Shoppers who purchase too many fatty snacks could receive personalised health warnings from Government on their till slips.
Public Health England is currently in the development stages of this project.
There has been a massive increase in obesity levels in the UK. During 1993, 15% of the population was classified as obese. This increased to 25% in 2011.
In the early part of this year, the National Obesity Forum forecast that half of the nation may be obese by 2050.
The forum urged health officials to introduce awareness campaigns, similar to those used for smoking, to try and curb this problem.
Public Health England’s chief executive, Duncan Selbie, said the warnings to be placed on till receipts are a way of making use of behavioural methods to prompt people to choose more healthy items.
He said that four or five of the big corporate, such as Tesco, Sainsbury’s and Lidl, that have millions of people on their databases will be used to reach consumers.
He stated that the algorithms would be offered to the large supermarket chains to allow them to personalise it to their customer database. This will allow them to offer health advice to their customers.
Mr Selbie said that this should not cost the customer more, but should help them make healthier choices.
Sources have confirmed that the large retailers were in talks with officials about the most effective methods to combat obesity and till receipt warnings were being discussed.

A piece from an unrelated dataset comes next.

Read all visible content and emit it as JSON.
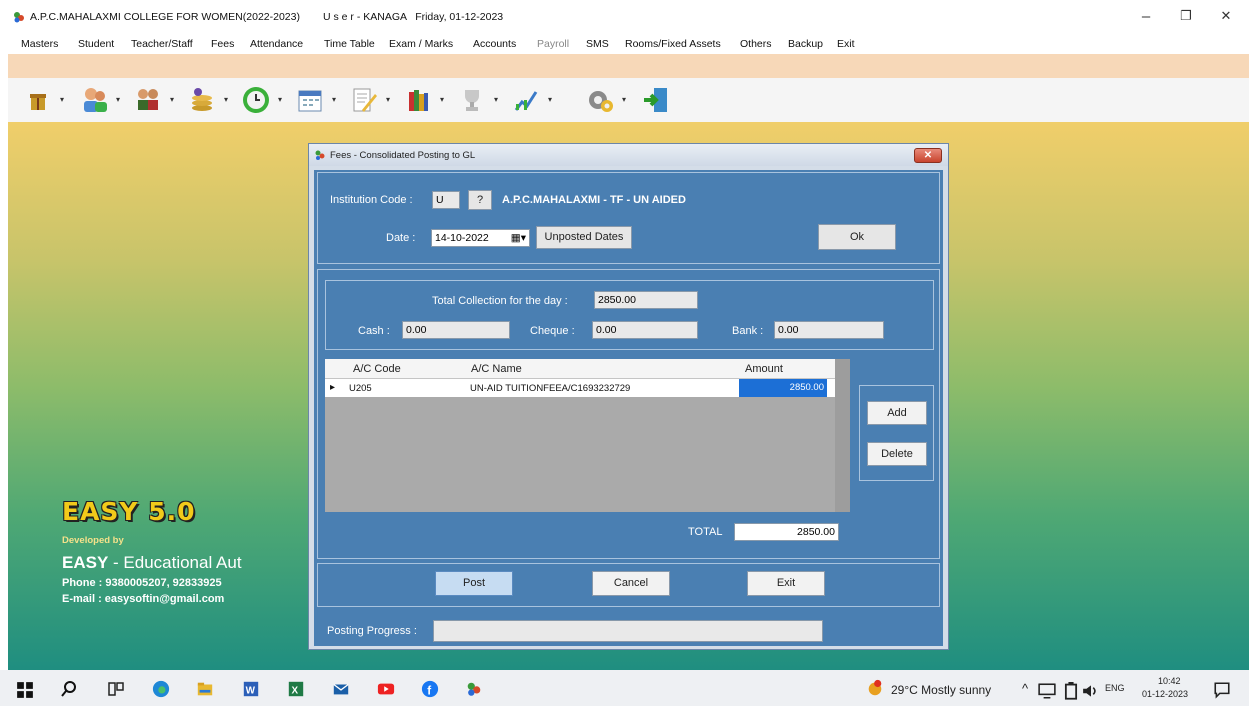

The source stated that a shopper would go to the till and the receipt would calculate the nutritional value or could be a healthy option for the next shopping expedition.
Tam Fry, based at the National Obesity Forum, supported the plans and said that the government has failed badly at tackling obesity, but supermarkets may be able to assist by tagging healthy messages onto till receipts. Customers may be more prone to believing information offered by the stores they are loyal to than from ‘nannying’ politicians. The forum said it was an idea that is worth trying if the wording will improve the behaviour of shoppers.
A Tesco spokesman said that they are constantly looking at different methods to help their customers make healthier choices, but no current plans are in the pipeline to use data on till receipts.
A spokesperson from Sainsbury’s said that the retailer already has a number of health and wellness initiatives, and is currently in the forefront as regards nutrition labelling. The group said that they are in regular contact with Public Health England, however they are unaware of any discussions on this topic.
Last year PHE asked for more than one million obese children to be provided with personalised get fit programmes to prompt them to lose weight.
Official figures indicate that one third of children in the age group between two and 15 are obese.